Los tiempos eran difíciles para ella por aquel entonces. Su matrimonio estaba destrozado, su director de tesis acababa de abandonar la ciudad, estaba en medio de agotadores exámenes integrales y cada vez que intentaba realizar los estudios necesarios para su investigación, fracasaban. En un experimento especialmente problemático, nadie a quien se le practicara la prueba parecía poder distinguir la ansiedad de la depresión, a pesar de que el objetivo del experimento era diferenciar ambas cosas. «Si decían que se sentían tristes», me dijo Barrett, «también se sentían ansiosos. Y si decían sentirse ansiosos, también se sentían tristes. Y pensé: «Bueno, ¿no pueden notar la diferencia?». Todos los artículos que leía le decían que se trataba de dos estados emocionales diferentes: uno basado en el miedo y otro en la tristeza.

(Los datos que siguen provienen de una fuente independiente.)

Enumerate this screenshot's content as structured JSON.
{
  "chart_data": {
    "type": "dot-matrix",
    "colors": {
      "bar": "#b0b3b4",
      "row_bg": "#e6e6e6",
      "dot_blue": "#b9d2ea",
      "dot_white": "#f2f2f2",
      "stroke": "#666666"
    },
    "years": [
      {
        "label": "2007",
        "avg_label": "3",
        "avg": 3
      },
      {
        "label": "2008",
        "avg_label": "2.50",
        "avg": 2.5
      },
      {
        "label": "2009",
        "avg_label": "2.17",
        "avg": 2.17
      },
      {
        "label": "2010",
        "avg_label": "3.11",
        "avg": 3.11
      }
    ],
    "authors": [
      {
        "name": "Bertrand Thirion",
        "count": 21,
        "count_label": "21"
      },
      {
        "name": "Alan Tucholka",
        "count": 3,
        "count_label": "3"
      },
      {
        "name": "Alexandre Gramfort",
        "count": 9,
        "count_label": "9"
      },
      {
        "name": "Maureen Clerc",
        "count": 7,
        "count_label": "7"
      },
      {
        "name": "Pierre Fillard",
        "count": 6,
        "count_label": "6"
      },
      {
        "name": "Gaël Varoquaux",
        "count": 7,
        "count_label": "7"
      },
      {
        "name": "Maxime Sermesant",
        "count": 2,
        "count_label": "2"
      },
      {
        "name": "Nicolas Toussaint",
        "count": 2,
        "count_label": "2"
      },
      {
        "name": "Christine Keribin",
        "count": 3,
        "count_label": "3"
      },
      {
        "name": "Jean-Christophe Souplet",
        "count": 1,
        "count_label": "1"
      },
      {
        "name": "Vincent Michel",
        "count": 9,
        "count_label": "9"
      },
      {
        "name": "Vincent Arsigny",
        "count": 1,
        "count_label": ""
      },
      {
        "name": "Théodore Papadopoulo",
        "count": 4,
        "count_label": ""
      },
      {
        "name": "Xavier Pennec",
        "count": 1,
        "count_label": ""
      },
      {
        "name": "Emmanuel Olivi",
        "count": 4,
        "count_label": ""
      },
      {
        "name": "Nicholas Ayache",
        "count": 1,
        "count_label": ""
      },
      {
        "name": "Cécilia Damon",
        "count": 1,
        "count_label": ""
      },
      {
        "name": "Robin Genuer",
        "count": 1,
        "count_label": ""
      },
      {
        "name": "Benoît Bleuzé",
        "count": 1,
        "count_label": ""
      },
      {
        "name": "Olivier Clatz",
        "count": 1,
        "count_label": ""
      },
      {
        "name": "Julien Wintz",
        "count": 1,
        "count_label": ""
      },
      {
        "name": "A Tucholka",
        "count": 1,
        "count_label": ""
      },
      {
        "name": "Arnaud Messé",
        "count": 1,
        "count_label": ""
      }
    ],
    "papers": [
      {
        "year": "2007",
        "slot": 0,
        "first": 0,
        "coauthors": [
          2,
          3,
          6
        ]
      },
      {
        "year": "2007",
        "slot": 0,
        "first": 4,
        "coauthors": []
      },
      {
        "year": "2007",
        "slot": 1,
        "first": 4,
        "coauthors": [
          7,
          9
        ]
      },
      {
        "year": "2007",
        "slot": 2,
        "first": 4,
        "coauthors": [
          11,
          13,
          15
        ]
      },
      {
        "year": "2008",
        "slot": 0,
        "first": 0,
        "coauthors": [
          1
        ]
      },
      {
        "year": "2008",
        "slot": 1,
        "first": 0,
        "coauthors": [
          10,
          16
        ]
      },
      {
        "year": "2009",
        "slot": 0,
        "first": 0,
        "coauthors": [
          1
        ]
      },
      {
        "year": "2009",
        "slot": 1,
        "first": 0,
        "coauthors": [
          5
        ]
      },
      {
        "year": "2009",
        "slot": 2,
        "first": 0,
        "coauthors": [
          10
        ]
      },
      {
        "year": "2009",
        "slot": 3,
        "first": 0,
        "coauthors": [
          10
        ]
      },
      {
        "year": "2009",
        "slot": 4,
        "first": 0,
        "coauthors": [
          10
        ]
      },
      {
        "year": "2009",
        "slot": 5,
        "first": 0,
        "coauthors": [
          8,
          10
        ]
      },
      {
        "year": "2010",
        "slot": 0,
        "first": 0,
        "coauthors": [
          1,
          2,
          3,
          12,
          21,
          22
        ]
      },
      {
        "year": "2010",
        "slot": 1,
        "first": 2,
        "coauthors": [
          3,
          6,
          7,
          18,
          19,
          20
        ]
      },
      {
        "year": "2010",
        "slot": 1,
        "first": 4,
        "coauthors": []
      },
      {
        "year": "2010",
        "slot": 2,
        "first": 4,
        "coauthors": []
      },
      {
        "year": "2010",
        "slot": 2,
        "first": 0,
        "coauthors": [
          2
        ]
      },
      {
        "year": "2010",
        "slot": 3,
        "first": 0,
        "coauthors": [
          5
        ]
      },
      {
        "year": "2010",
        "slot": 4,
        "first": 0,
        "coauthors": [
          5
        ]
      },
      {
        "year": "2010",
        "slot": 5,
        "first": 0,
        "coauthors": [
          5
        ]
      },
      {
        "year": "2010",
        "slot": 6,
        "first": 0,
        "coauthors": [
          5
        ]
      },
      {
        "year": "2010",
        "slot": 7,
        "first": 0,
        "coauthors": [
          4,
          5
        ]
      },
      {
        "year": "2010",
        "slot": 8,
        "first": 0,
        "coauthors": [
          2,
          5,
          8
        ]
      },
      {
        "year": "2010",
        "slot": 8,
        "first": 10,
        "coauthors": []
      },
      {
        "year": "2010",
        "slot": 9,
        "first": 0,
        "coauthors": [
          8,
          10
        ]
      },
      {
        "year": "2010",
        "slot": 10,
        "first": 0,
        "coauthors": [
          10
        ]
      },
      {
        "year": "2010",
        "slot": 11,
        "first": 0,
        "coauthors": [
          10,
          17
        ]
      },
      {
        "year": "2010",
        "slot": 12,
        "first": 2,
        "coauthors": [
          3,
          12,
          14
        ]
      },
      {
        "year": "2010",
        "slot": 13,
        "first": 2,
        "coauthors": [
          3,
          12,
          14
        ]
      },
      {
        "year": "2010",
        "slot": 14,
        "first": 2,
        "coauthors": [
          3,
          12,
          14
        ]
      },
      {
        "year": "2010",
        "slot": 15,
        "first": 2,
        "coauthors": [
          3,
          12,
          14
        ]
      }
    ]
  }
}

Era un rompecabezas. Sus colegas sugirieron que probablemente se trataba de un error estadístico normal y la instaron a seguir adelante. Pero ella no podía dejarlo. Ya había comprobado tres veces el diseño de su estudio y cotejado sus sujetos. ¿Qué le quedaba? Finalmente decidió que debían ser las medidas de prueba que ella y otros habían estado utilizando. Se dio cuenta de que eran inútiles a la hora de evaluar si una persona se sentía mal y nerviosa por ello (ansiosa) o mal y aletargada por ello (deprimida). Y eso, a su vez, ponía en tela de juicio muchos de los estudios supuestamente exitosos que su trabajo había sido diseñado para replicar. Barrett redactó su trabajo, defendió su doctorado, realizó unas prácticas clínicas en la Universidad de Manitoba, y luego hizo las maletas para ir a University Park, Pensilvania, y comenzar su vida como profesora adjunta de psicología en Penn State.